Материалы… Фактура… Подлинность…
Рассказывать о работе спецслужб всегда трудно. Передо мной стояла задача воспроизвести на бумаге то, чего я не видел никогда: посмотреть на мир глазами постового, заметить подозрительных, ошибиться, угадать… Как это изобразить? Помню, как мы обсуждали с чекистами фильмы, где была попытка показать работу службы наружного наблюдения. Это оказалось почти непосильным делом: «наружка» должна быть невидимой, стало быть, подавая работу разведчиков наглядно, мы лишаем их той самой невидимости, превращая их в видимых. Изобразить на экране можно только тех, кто «прокалывается», кого «расшифровал» объект наблюдения. Это в кино. А в литературе? Как показать работу милиционера, который вроде бы ничего не делает, а просто топчется у ворот?
Я попытался представить, как бы я смонтировал эту сцену в кино – глаза, прохожие, обувь, одежда, сумки, движения, опять глаза милиционера.

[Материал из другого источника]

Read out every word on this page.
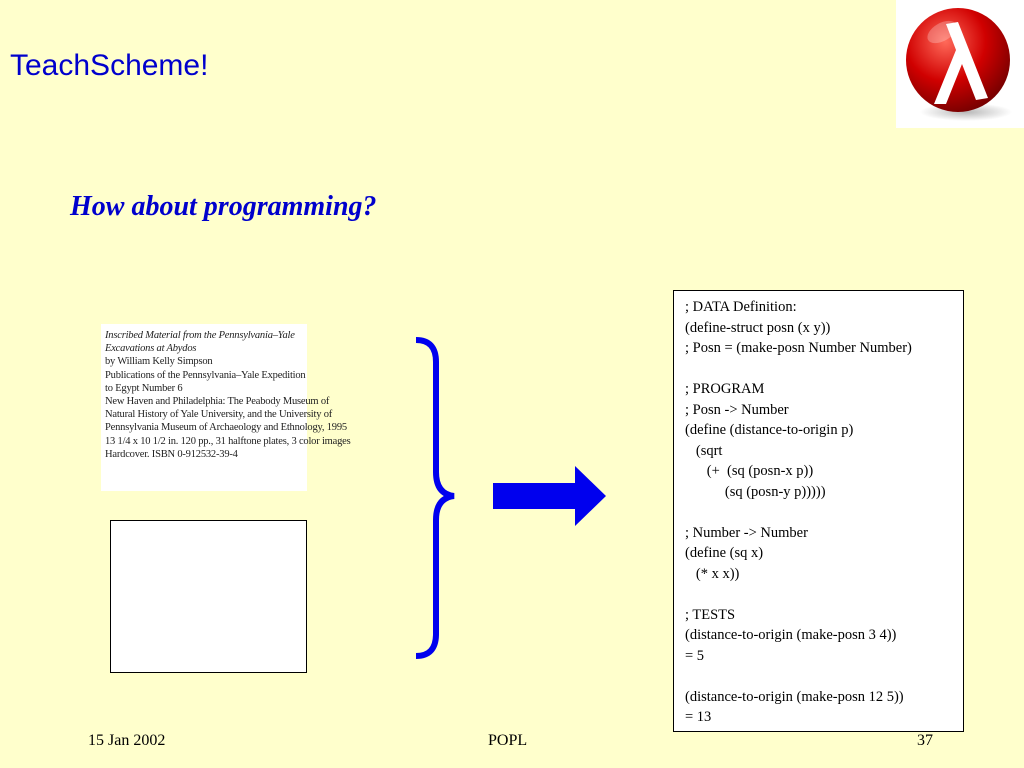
TeachScheme!
How about programming?
Inscribed Material from the Pennsylvania–Yale
Excavations at Abydos
by William Kelly Simpson
Publications of the Pennsylvania–Yale Expedition
to Egypt Number 6
New Haven and Philadelphia: The Peabody Museum of
Natural History of Yale University, and the University of
Pennsylvania Museum of Archaeology and Ethnology, 1995
13 1/4 x 10 1/2 in. 120 pp., 31 halftone plates, 3 color images
Hardcover. ISBN 0-912532-39-4
; DATA Definition:
(define-struct posn (x y))
; Posn = (make-posn Number Number)
; PROGRAM
; Posn -> Number
(define (distance-to-origin p)
(sqrt
(+  (sq (posn-x p))
(sq (posn-y p)))))
; Number -> Number
(define (sq x)
(* x x))
; TESTS
(distance-to-origin (make-posn 3 4))
= 5
(distance-to-origin (make-posn 12 5))
= 13
15 Jan 2002	POPL	37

Он смотрит и видит… Вспомнился Стивен Кинг: событий нет, а текст течёт, ничего не происходит, а внимание приковано… Местами это просто необходимо – чтобы вроде ничего не происходит, а читатель не мог остановиться. Но для этого нужно пропитаться материалом, вжиться в него, знать всё досконально, видеть всё в деталях: кто как повернулся, кто как вздохнул, кто как поднял руку. Не сочинять, а рассказывать «от себя»… Я там был… Это был я, а не кто-то другой…
Приходилось подолгу расспрашивать Валерия Андреевича, выуживать из него мельчайшие детали, он уходил мыслями в прошлое, говорил, говорил, говорил. В результате оставалось то, что перерабатывалось в небольшие кусочки текста. Деталь наслаивалась на деталь, картина постепенно складывалась, как мозаика. Мне показалось, что дело у нас пошло.
Описывать прошлое, восстанавливать в памяти его разрозненные куски всегда непросто. Вдвойне трудно оказалось рассказывать о незнакомой области – о милиции. Но даже знай я их работу изнутри, история-то не моя. Её надо было понять, взвесить, прошить собственными нервами. Это уже почти Станиславский…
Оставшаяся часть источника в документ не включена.